In each instance, the trade was discovered and undone by majority vote of the General Assembly.
- 7. Dozens of resolutions proposing animal and human sacrifices to end droughts, plagues and pestilence have been proposed and narrowly rejected on the floor of the General Assembly.
- Slightly more than half of U.N. representatives believe that having their picture taken results in the loss of their souls.
Needless to say, terror ensues anytime anyone pulls a camera out on the floor of the U.N. and that’s why the movement of news photographers is severely restricted.
- Throughout the 1960s and 1970s a block of 26 Third World countries consistently sided with the United States against the Soviet Union until it finally occurred to them that they, themselves, were socialists-and should have been siding with the Russians.
- At last count, 54 percent of representatives absolutely refused to believe that American astronauts have been to the moon.
A slightly smaller percentage, 51 percent, think the world is flat and give no more credence to a newscast showing shuttle astronauts zipping through space than they give to a Disney cartoon.
- When put to a vote-as it has been on 11 occasions-grasshoppers and termites consistently rank as the “official snack food” of the U.N.
- The authors of children’s books are often enlisted to help write U.N. resolutions so that representatives will have a better chance of understanding them. It’s never been stated for the record, but beloved Dr. Seuss is believed to have ghostwritten no fewer than 600 resolutions before his tragic death earlier this decade.
- Six representatives have shrunken a head in the past six months-eight others have tasted human flesh.
- One third of representatives have two or more wives.

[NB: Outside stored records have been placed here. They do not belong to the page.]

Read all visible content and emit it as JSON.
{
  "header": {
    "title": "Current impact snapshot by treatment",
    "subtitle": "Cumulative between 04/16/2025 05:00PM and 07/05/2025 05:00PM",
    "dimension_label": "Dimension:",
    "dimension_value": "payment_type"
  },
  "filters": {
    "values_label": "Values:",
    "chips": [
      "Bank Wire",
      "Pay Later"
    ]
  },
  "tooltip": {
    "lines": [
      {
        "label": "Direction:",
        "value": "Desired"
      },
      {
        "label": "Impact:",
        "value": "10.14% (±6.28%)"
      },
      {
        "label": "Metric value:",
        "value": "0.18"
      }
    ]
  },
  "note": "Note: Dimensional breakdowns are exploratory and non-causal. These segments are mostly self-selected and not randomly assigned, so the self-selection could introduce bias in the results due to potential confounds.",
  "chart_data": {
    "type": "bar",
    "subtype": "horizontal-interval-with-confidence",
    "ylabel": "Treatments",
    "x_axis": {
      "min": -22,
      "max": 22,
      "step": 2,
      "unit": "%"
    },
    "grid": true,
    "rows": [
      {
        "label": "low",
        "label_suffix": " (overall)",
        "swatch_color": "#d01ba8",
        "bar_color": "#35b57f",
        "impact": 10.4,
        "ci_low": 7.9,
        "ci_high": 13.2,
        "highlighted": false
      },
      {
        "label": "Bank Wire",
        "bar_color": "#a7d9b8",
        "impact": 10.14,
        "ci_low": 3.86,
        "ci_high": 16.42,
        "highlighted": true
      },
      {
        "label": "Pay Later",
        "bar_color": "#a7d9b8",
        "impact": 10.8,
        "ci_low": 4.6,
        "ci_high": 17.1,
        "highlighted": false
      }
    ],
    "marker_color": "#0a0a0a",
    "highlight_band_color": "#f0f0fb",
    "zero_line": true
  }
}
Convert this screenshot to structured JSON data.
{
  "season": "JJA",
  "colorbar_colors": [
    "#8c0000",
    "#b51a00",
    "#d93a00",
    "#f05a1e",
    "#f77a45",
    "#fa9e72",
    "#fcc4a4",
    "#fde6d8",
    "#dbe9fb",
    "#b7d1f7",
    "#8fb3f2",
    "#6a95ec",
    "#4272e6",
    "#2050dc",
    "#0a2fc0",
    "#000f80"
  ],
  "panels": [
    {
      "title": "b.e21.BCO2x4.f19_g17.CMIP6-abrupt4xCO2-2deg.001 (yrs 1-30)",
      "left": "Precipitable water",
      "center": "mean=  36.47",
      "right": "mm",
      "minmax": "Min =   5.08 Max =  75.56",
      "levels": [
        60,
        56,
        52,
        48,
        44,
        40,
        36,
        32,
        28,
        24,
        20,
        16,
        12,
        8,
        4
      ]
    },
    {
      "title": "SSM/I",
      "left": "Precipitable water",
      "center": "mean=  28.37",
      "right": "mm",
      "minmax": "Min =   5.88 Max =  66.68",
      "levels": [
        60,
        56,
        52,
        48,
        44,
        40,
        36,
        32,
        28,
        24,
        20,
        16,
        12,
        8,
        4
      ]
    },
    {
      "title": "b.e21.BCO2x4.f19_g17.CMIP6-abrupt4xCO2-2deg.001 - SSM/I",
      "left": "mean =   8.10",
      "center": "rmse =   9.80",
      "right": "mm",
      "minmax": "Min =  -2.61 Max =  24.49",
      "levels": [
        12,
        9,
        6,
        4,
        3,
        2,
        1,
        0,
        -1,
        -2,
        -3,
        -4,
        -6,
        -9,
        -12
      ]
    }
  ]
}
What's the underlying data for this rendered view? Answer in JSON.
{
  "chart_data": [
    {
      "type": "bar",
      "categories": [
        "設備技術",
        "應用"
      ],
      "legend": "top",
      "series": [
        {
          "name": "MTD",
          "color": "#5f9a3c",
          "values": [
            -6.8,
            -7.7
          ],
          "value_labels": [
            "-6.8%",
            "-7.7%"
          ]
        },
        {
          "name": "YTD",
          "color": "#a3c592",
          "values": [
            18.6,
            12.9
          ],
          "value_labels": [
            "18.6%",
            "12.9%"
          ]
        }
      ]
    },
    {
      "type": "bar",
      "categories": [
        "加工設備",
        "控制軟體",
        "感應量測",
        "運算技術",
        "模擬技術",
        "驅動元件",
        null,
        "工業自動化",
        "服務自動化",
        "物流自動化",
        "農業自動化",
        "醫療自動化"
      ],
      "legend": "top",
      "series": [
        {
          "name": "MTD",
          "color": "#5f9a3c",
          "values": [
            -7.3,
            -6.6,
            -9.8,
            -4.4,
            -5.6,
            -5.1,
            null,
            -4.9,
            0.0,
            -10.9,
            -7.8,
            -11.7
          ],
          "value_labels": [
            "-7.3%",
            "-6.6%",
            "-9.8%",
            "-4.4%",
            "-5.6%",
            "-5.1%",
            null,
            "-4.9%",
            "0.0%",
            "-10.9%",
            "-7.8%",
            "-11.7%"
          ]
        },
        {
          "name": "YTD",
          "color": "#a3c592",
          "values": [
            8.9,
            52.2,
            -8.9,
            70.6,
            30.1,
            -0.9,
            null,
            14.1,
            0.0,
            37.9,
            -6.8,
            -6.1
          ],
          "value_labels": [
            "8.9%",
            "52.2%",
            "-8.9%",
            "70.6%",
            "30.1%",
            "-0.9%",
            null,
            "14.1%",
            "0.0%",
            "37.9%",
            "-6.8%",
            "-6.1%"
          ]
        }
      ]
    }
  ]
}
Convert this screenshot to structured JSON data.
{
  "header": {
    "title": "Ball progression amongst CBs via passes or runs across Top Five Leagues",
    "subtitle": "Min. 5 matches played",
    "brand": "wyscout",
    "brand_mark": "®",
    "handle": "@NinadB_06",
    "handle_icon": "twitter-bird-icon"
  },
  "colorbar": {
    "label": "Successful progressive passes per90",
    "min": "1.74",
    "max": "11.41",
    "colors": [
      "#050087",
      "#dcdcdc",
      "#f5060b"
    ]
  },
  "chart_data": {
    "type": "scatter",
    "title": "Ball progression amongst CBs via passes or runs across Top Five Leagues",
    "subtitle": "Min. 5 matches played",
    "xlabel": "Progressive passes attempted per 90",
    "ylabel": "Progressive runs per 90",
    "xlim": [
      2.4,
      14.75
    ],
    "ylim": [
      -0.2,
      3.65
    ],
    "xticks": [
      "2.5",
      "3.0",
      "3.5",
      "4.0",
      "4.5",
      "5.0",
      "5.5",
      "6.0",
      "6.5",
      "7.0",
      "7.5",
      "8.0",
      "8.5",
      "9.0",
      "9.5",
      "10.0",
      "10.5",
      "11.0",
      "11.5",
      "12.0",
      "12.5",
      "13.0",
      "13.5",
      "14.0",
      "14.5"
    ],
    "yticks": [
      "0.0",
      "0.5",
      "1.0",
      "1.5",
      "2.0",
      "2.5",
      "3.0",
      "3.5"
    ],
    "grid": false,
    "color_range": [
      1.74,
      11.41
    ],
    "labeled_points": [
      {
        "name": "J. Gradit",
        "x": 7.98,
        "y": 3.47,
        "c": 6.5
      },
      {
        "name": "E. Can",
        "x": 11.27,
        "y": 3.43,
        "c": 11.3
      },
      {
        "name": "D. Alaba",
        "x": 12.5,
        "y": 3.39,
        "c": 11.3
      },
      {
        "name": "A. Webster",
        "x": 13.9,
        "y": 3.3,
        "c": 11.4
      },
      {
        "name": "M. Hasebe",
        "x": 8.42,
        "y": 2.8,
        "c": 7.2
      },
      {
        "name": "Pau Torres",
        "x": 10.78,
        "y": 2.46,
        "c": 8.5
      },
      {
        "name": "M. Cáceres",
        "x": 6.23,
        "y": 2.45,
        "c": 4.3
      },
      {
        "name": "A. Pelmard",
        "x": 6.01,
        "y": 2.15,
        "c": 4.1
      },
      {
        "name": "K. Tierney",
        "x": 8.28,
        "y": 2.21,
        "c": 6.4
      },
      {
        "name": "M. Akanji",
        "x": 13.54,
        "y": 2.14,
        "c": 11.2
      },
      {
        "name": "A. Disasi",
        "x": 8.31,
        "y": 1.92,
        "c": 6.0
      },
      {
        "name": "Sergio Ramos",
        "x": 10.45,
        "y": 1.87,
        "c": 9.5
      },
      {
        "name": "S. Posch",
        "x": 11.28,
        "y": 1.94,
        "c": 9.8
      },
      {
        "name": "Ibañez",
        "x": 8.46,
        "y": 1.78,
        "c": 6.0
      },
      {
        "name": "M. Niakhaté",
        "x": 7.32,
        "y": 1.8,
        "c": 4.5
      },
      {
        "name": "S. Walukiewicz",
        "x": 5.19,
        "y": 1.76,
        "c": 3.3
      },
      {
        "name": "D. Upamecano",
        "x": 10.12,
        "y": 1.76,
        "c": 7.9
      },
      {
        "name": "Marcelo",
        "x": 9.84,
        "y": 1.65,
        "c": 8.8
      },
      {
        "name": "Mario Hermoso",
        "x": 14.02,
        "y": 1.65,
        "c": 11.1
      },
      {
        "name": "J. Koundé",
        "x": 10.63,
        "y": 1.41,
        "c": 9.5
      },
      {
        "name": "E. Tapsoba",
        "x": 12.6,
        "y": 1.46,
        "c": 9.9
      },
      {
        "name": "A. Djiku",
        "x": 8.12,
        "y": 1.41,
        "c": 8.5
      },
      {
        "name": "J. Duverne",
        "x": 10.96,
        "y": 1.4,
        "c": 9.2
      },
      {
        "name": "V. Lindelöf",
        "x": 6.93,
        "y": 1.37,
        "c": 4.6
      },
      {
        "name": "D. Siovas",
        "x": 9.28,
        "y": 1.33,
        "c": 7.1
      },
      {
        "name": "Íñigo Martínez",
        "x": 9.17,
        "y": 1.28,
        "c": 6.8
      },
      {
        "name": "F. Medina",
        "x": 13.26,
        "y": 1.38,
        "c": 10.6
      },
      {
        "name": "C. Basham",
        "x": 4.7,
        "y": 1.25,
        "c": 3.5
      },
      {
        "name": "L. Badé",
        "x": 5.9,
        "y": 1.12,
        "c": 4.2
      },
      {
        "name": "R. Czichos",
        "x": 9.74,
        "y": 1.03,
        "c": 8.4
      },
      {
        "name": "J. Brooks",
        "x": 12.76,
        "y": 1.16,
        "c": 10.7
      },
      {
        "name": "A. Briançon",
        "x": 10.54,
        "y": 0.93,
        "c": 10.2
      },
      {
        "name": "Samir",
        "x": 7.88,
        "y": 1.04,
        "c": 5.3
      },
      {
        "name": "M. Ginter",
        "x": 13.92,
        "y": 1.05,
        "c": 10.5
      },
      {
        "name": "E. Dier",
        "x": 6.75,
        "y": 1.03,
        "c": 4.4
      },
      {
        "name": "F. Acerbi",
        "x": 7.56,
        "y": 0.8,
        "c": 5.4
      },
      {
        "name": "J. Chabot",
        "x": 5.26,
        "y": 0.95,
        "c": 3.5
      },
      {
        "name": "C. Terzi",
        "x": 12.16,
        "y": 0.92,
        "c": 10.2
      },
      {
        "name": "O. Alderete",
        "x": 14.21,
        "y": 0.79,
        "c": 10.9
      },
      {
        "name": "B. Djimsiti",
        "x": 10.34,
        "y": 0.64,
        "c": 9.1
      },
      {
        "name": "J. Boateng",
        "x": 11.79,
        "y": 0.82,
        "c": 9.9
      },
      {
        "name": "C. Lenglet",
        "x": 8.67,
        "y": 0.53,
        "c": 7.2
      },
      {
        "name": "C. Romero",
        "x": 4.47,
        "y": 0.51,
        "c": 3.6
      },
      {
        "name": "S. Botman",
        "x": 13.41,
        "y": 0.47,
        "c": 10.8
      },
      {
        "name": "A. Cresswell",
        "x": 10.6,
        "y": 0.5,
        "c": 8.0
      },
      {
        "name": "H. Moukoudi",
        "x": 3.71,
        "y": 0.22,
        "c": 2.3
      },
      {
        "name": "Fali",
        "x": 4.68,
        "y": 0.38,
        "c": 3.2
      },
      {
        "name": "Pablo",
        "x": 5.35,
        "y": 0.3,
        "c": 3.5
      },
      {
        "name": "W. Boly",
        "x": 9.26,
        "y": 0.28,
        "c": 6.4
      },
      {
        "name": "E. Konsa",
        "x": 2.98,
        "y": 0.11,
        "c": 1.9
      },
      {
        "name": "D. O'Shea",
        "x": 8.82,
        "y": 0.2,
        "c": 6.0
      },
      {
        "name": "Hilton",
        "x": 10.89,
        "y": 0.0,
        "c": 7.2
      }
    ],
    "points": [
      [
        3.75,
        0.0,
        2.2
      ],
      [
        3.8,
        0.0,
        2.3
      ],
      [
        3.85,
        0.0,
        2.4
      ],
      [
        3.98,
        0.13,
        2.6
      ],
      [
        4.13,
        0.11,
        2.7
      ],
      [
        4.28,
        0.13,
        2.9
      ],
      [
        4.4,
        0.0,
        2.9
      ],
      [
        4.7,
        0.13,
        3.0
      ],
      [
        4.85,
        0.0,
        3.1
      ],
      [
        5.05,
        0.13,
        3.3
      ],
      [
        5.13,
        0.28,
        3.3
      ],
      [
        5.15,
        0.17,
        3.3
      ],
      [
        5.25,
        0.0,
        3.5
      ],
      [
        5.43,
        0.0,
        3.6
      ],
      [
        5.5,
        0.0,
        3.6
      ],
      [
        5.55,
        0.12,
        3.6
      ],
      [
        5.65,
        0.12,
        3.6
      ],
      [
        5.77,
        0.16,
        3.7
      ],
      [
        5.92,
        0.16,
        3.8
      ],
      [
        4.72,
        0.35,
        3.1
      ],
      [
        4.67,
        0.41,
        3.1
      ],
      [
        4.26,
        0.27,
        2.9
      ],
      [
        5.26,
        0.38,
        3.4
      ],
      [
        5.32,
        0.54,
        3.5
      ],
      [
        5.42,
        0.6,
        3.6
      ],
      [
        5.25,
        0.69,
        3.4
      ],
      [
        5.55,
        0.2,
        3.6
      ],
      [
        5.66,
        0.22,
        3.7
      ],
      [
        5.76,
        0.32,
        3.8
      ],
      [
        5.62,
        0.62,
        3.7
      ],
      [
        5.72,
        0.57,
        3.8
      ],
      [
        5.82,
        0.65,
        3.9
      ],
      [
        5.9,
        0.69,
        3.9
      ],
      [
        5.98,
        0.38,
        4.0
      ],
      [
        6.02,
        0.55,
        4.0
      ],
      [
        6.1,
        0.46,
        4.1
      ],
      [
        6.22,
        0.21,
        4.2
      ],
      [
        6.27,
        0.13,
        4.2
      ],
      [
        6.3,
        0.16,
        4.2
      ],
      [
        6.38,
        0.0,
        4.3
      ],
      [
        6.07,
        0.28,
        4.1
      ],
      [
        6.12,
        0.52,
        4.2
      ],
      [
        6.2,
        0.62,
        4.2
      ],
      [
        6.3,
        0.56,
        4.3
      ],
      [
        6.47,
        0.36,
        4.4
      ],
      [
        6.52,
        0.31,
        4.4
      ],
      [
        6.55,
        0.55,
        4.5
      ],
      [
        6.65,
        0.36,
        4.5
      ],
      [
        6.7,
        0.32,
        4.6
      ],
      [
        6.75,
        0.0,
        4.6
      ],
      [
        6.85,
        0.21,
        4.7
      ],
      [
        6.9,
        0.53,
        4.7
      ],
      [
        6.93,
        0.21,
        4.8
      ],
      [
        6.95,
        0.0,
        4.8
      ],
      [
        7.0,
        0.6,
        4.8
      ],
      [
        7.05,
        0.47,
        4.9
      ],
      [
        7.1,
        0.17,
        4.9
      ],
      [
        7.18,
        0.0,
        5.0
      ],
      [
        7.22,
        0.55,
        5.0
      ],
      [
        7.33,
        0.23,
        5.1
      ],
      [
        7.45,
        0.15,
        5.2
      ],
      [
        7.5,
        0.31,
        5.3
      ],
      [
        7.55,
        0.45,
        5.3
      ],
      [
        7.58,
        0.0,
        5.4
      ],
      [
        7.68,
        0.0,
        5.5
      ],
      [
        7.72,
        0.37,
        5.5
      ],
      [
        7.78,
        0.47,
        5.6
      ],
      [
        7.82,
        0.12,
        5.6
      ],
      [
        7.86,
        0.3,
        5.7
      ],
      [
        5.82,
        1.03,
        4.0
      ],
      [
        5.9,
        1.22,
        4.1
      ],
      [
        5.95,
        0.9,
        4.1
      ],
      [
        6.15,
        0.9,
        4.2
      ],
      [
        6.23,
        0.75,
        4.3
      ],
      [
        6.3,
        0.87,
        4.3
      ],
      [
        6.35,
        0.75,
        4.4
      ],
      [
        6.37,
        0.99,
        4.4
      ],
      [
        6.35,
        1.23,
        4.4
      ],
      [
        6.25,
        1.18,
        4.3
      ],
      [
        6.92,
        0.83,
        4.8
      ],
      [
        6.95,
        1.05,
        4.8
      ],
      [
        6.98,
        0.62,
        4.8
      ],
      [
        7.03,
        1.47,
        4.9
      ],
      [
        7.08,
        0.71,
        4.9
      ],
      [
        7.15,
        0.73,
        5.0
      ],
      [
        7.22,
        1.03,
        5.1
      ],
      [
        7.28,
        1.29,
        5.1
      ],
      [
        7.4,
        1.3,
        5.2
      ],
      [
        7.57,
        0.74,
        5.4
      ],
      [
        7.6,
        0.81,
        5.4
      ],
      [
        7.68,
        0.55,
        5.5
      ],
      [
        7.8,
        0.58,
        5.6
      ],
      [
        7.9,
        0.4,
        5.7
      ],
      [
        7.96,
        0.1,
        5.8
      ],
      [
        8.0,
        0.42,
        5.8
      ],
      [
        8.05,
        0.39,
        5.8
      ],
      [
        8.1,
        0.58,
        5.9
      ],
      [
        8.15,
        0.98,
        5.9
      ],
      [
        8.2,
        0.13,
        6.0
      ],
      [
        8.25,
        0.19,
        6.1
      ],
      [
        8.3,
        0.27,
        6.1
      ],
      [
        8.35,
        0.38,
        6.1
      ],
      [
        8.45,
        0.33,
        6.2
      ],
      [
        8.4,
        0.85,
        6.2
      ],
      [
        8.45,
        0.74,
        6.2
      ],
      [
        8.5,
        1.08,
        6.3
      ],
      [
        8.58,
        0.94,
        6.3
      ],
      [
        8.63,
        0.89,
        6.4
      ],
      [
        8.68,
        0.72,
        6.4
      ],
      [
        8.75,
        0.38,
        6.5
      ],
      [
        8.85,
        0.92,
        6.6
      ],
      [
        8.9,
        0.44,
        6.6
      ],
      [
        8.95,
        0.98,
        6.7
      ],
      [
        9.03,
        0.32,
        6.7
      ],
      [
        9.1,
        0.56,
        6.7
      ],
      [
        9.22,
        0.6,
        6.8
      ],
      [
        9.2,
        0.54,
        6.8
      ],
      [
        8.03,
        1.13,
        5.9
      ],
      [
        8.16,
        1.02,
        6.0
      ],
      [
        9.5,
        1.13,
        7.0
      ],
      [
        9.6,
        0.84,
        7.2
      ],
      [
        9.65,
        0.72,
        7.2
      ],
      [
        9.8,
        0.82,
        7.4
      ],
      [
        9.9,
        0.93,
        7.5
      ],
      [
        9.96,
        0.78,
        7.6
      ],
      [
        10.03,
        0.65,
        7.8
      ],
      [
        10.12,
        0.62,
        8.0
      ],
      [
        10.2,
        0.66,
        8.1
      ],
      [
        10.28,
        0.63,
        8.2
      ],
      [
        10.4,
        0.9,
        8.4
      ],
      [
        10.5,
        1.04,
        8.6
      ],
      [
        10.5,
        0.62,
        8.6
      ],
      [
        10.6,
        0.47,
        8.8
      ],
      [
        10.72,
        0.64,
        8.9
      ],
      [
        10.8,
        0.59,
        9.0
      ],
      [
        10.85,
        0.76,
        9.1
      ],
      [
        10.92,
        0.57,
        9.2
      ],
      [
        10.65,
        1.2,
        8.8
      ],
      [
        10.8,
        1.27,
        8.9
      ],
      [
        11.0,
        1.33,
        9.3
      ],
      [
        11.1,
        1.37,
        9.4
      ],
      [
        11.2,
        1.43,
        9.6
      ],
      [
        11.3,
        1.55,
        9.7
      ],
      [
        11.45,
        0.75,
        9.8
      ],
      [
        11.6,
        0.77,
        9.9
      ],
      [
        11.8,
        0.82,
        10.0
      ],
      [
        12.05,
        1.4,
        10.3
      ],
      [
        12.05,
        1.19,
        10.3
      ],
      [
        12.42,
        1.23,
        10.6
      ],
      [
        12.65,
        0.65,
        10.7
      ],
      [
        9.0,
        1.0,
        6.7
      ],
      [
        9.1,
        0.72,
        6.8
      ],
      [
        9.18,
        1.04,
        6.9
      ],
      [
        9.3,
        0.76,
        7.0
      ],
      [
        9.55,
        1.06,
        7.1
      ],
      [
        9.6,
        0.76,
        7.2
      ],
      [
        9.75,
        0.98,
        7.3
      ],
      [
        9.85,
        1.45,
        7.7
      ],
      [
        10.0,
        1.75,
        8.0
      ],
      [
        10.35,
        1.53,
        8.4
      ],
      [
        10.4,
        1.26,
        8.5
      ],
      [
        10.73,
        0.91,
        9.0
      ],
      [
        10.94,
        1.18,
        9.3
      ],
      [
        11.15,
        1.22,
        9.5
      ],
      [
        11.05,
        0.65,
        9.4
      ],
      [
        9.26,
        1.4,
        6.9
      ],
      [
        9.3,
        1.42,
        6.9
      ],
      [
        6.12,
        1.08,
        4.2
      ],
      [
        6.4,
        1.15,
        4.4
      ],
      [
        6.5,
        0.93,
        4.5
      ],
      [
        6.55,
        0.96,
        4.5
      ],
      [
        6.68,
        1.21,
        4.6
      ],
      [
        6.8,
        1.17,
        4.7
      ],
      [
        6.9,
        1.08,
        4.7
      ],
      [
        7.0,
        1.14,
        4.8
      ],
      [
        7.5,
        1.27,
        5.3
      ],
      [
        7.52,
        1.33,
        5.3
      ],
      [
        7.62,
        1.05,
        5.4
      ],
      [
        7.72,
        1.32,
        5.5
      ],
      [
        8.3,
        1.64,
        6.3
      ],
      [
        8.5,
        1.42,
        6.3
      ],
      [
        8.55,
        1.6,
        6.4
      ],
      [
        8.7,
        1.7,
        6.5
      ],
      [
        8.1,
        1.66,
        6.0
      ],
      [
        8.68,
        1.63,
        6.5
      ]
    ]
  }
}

- Surveys show that U.N. representatives are far more fascinated with fire than the general population. Cigarette lighters and kitchen matches are far and away the No. 1 gift representatives send back home.
- The official languages of the United Nations are English and French, but drums – that’s right, drums – have been suggested as an “alternate mode of communication” on at least 26 occasions dating back to the 1960s.